2017 Man Booker Prize Shortlist

The surprising shortist for the 2017 Man Booker Prize has been announced,  it looks like this:

Paul Auster - 4 3 2 1
Emily Fridlund - History of Wolves
Mohsin Hamid - Exit West
Fiona Mozley - Elmet
George Saunders - Lincoln in the Bardo
Ali Smith - Autumn

My favourite band are releasing a single next month, for the first time in many years. It makes me want to bang my head against a wall - not in a heavy metal way, but in a why-have-they-done-that-it-is-the-worst-song-on-the-album way. I suspect many people will feel the same about this shortlist, culled from what was probably the strongest Booker longlist ever. There will also be murmurs of 'told you so' with regard to it being 50% American.

I didn't make a prediction this year, but if I had it would probably have been the same as this one: https://www.thenational.ae/arts-culture/books/the-booker-shortlist-2017-who-ll-be-on-it-1.627345 - almost entirely wrong. It is as if the judges looked at the bookies' odds, and the predictions and preferences of bloggers, and shortlisted the least fancied ones. The exceptions being George Saunders' Lincoln In The Bardo and Ali Smith's Autumn.

George Saunders will now be the clear favourite. Lincoln In The Bardo is a typically kooky account of the night of Abraham Lincoln's son's death featuring the points of view of various (ex-)people in limbo. Truly novel, and much more readable than any attempts to describe it.

I read Ali Smith's Autumn when it came out last year, and I have to confess to remembering nothing about it. I do love Ali Smith's writing though so I will give it another read. I might re-read Exit West as well for the same reason, although I felt the surreal (magic realist?) device of doorways from one part of the world to another weakened it's impact. I preferred How To Get Filthy Rich In Rising Asia.

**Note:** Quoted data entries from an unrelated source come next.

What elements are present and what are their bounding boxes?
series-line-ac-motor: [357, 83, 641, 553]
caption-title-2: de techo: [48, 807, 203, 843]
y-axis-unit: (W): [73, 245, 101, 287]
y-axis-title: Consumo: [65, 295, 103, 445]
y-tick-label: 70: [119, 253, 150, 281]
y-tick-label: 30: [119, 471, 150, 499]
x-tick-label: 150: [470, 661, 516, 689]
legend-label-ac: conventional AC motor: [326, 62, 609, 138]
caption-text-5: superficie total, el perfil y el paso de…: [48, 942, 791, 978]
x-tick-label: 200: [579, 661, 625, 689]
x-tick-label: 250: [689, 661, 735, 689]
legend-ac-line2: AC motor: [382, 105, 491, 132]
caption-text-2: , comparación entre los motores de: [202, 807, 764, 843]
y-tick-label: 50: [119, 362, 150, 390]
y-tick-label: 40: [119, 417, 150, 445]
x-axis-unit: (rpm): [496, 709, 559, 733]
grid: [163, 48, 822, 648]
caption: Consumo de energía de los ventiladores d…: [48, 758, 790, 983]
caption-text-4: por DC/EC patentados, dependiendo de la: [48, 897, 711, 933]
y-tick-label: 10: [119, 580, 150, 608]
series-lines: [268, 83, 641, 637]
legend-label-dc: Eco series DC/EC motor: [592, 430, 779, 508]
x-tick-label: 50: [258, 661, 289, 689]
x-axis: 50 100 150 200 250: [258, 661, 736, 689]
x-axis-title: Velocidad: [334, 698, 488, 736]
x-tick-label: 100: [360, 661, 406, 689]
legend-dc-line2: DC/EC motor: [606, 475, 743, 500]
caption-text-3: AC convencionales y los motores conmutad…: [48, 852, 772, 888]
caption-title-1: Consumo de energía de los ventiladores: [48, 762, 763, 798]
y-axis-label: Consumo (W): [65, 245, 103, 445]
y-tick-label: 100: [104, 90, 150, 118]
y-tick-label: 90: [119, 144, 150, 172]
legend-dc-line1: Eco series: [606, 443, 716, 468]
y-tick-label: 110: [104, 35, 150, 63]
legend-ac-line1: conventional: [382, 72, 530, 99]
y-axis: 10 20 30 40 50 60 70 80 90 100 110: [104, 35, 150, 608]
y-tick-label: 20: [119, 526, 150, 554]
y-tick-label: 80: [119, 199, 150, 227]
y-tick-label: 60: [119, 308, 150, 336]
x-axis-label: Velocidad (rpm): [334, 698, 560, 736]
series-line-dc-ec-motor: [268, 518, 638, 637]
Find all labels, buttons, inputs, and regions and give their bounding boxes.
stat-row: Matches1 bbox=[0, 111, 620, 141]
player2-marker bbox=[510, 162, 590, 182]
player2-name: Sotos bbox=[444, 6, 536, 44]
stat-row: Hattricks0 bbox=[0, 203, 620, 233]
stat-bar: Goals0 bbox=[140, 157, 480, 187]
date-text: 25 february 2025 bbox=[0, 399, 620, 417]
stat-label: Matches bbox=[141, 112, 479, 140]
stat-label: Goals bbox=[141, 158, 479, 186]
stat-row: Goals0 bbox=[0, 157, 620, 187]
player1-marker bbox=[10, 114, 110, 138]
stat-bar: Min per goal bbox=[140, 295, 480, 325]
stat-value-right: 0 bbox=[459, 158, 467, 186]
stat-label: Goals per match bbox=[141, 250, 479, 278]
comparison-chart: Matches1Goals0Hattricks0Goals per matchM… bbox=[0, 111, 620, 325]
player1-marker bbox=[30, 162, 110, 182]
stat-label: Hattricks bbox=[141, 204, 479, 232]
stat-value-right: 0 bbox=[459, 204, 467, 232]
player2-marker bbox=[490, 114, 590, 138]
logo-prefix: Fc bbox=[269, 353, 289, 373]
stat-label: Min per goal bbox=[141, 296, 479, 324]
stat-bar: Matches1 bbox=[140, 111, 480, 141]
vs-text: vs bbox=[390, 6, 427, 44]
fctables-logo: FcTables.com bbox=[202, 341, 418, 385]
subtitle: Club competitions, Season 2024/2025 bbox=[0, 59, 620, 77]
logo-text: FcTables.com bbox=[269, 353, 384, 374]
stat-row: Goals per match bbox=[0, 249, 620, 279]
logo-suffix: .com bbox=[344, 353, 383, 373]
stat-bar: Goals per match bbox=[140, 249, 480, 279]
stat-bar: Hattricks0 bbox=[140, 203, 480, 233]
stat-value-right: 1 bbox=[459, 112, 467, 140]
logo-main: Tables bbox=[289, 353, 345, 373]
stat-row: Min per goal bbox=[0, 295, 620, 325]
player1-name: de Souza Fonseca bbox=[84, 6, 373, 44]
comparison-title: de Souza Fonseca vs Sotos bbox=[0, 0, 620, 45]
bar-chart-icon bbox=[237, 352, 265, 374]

Many column inches will be devoted to Fiona Mozley the "29-year-old" (one of the youngest people ever to be shortlisted) "bookshop worker" (she works in the Little Apple Bookshop on York) and "PhD student" (she is doing a doctorate on medieval English forests as 'forbidden landscapes' at the University of York). I am not surprised to see her make the shortlist. Elmet is a memorable debut with a terrific climax. On the other hand I was slightly baffled by the inclusion of Emily Fridlund's History of Wolves on the longlist, and absolutely astonished to see it reach the shortlist. Not a bad book, but why has it been chosen ahead of so many other brilliant ones?

This may not the shortlist anyone expected, and the omission of such strong (and other-award-winning novels) make it appear weaker than it might have been, but it includes three or four authors I really love, so I am not complaining. (Sorry, did it sound like I was? I have a touch of toothache, please blame any grouchiness on that.)

I say three or four because the jury is out on one of them. The only book on the shortlist I haven't finished yet is Paul Auster's magnum opus 4 3 2 1. It is compelling reading, but at times so detailed that I want to yell: 'stop trying to be Dickens!' Effectively four books in one - or three books and a novella, if you want a spoiler - it traces four possible life-paths of one character, the same age as the author. I have been taking a break from it, five hundred pages in, so still a long way to go. If the judges (author Sarah Hall, artist Tom Phillips, travel writer Colin Thubron, literary critic Lila Azam Zanganeh and their chair: crossbench peer Baroness Lola Young) really have read it twice, and are going to read it a third time, they must really, really love it. Or they just really love reading, which is as it should be.